The actual choice tuples themselves (which live in localflavor.us.us_states, a name which may yet cause an international incident), meanwhile, got heavily refactored. There are now choice tuples provided for:

  1. The 48 contiguous states plus the District of Columbia (some businesses will only deliver to the “lower 48”, and not to Alaska or Hawaii)
  2. All 50 states plus the District of Columbia
  3. All non-state US territories (not including the District of Columbia)
  4. The three Armed Forces postal “states”
  5. The three nations which receive US mail service under the Compact of Free Association

The choices for USStateField are simply the combination of items 2, 3 and 4 in that list. USPostalCodeField and USPSSelect add item 5.


And a bit of fun

Since this has been a rather nasty political headache to deal with, and since it was finally going to get fixed, I also tossed a tiny easter egg into the final patch, largely for my own amusement, in the form of one additional choice tuple: django.contrib.localflavor.us.us_states.OBSOLETE_STATES. It’s not used by any model or form field, and consists entirely of “state” abbreviations which were, but no longer are, valid. This includes such gems as the postal abbreviation used by the Panama Canal Zone before it reverted to Panama’s control, so should you need to send mail back in time to the pre-1979 Canal Zone, you’ll be able to craft a model and form field to do so.

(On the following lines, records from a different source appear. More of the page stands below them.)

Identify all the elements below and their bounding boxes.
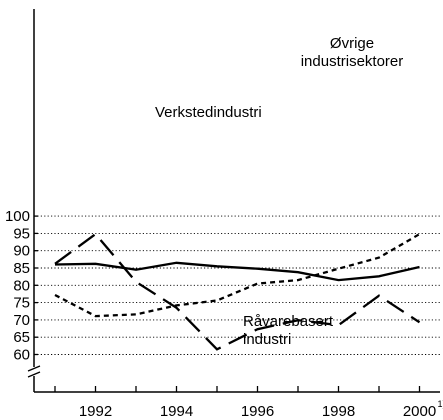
y-tick-label: 95 [13,225,30,242]
series-label-ravarebasert-line2: industri [243,331,291,348]
series-lines [54,232,421,351]
y-tick-label: 70 [13,312,30,329]
y-tick-label: 90 [13,243,30,260]
series-line-verkstedindustri [54,261,420,282]
series-label-ovrige-line1: Øvrige [330,35,374,52]
y-tick-label: 60 [13,347,30,364]
series-line--vrige-industrisektorer [54,233,421,318]
series-label-verkstedindustri: Verkstedindustri [155,104,262,121]
y-tick-label: 85 [13,260,30,277]
y-tick-label: 80 [13,277,30,294]
series-label-ovrige-line2: industrisektorer [301,53,404,70]
y-tick-label: 75 [13,295,30,312]
series-labels: Verkstedindustri Øvrige industrisektorer… [155,35,403,348]
x-tick-label: 1992 [79,403,112,420]
y-tick-label: 65 [13,329,30,346]
x-tick-label: 2000 [403,403,436,420]
x-tick-label: 1998 [322,403,355,420]
y-tick-label: 100 [5,208,30,225]
x-tick-label: 1996 [241,403,274,420]
axes [27,9,440,393]
gridlines [34,215,440,355]
series-line-r-varebasert-industri [54,232,421,351]
x-tick-footnote: 1) [438,399,443,409]
axis-break-marker [27,365,41,378]
x-tick-label: 1994 [160,403,193,420]
series-label-ravarebasert-line1: Råvarebasert [243,313,334,330]
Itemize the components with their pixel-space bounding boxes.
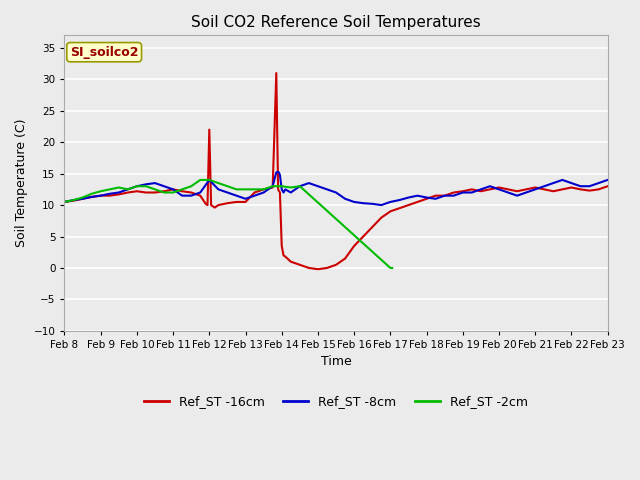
- Legend: Ref_ST -16cm, Ref_ST -8cm, Ref_ST -2cm: Ref_ST -16cm, Ref_ST -8cm, Ref_ST -2cm: [139, 390, 533, 413]
- X-axis label: Time: Time: [321, 355, 351, 369]
- Y-axis label: Soil Temperature (C): Soil Temperature (C): [15, 119, 28, 247]
- Text: SI_soilco2: SI_soilco2: [70, 46, 138, 59]
- Title: Soil CO2 Reference Soil Temperatures: Soil CO2 Reference Soil Temperatures: [191, 15, 481, 30]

And for the record, this isn’t the first time localflavor.us has gotten an amusing (to me) bit of historical trivia baked in. The form field which validates Social Security numbers has, hard-coded into it as an invalid value, the former Social Security number of Hilda Whitcher, whose number appeared on a fake promotional Social Security card included in mens’ wallets produced by the E.H Ferree company and was subsequently widely adopted by people who purchased the wallets but failed to understand that they’d need their own Social Security numbers. Mrs. Whitcher was given a new number, and her previous one — 078-05-1120 — is no longer, and never again will be, valid.